Je sens la main sûre de Roza, son bas ferme le long de mon corps. Je m’appuie contre son épaule, elle s’arc-boute légèrement. Je la sens solide, je pèse de tout mon poids mais elle tient bon.

Méthodiquement, elle ajuste sa position pour que je sois bien calé. Puis, doucement, elle incline la tête vers moi, sa joue me frôle. Je sens son regard perçant dirigé vers la ligne ennemie. Elle se prépare.

Je suis toujours impressionné par son sang froid et son calme dans ces moments là. Elle respire profondément, calmement, posément. Elle est entièrement tendue vers son but, et je deviens une part d’elle, nous ne formons plus qu’un.

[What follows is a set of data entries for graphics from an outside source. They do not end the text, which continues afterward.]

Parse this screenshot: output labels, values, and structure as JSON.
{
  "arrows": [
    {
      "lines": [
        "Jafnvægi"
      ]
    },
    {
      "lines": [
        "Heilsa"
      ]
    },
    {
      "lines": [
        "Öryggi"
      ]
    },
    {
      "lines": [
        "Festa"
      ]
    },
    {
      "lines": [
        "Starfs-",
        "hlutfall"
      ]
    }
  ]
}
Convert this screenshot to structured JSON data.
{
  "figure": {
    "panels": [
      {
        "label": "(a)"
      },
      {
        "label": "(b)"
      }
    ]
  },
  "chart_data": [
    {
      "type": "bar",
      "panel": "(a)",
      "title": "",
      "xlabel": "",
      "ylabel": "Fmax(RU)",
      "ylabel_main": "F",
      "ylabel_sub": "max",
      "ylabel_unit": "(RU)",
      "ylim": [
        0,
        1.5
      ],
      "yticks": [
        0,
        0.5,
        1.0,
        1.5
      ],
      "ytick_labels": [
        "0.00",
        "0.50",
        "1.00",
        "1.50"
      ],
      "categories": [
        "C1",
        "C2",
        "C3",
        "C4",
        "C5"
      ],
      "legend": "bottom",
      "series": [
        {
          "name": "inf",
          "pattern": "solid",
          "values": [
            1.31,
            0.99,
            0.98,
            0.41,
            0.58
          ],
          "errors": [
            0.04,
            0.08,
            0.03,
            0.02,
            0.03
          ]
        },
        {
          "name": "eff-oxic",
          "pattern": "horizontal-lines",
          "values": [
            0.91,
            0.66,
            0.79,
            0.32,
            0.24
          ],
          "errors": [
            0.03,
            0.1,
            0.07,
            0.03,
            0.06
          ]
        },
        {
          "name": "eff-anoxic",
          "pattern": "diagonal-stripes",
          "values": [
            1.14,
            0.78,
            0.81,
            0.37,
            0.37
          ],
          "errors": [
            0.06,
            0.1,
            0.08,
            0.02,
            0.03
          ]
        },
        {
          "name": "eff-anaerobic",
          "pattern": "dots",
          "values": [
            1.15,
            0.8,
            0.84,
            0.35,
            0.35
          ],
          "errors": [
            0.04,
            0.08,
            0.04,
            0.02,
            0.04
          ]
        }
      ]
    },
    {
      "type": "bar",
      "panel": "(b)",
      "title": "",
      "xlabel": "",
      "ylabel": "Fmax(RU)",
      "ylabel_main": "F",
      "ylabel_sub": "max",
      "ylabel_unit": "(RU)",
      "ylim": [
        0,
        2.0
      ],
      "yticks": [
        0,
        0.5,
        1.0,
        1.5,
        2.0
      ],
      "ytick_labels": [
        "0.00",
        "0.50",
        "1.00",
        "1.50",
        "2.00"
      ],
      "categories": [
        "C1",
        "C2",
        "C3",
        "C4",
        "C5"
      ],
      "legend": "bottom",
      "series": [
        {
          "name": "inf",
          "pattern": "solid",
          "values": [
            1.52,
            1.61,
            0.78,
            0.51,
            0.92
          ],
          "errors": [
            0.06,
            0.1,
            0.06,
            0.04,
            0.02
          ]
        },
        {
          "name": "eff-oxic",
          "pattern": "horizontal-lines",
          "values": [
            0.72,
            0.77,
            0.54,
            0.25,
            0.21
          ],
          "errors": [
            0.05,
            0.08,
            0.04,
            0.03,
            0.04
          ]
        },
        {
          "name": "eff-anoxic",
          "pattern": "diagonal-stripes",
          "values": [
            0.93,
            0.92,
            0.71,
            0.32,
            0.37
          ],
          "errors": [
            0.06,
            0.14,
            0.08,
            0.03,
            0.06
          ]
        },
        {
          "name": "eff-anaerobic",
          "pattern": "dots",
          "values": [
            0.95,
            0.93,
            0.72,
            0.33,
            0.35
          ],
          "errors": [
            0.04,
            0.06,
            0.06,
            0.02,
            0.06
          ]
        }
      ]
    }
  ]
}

Elle fait abstraction du bruit ambiant, chasse une mèche de cheveux échappée de son calot trop grand. Il lui a été fourni à sa sortie de Podolosk, l’école des tireurs d’élite. Les uniformes fournis aux jeunes femmes à la fin de leur formation sont ceux des hommes, les seuls disponibles. Cela leur donne une drôle de dégaine. Mais Roza et ses amies savent d’une ceinture, d’un revers, s’accommoder de ces inconvénients, et rester, sans le chercher, infiniment belles. Puissantes, mystérieuses, effrayantes, aussi. Des amazones des temps modernes.

Roza, mon Hippolyte, ma reine des amazones , a ajouté une ceinture et bourré ses chaussures de journal. Seul son calot l’agace encore. Elle le cale en arrière, d’une barrette tirée de sa poche de treillis, peu soucieuse du résultat esthétique. Elle reste concentrée et focalisée sur l’efficace. Je la trouve farouchement belle.

Elle repositionne sa joue contre moi. Elle est si douce, pourtant. Elle va tuer, de sang froid. Les femmes aussi tuent. Avec plus de patience, d’application, de détermination qu’un homme parfois. Souvent. À leur courage guerrier grégaire, elles opposent leur farouche courage solitaire. C’est pour ça que la camarade Irina Mazrovna lui a confié la mission, à la meilleure snipeuse.

Depuis septembre 42, elle et moi, on a déjà 77 ennemis abattus à notre actif, dont 8 tireurs d’élite. Roza s’acquitte de chaque mission sans hésitation, sans peur. Elle est une héroïne, elle le sait. Mais elle sert la cause, surtout. Son prénom suffit à faire frémir les hommes d’en face.

Car les Allemands connaissent nos noms et les redoutent.

Tout comme celui de nos camarades, venues de Engels, qu’ils appellent «  sorcières de la nuit  ». Ces pilotes qui les terrifient et les harcèlent sans relâche, enchainant les survols et les largages de bombes, toujours précédées de ce sifflement qui caractérise leurs attaques silencieuses et mortelles ... Chacune est une légende vivante.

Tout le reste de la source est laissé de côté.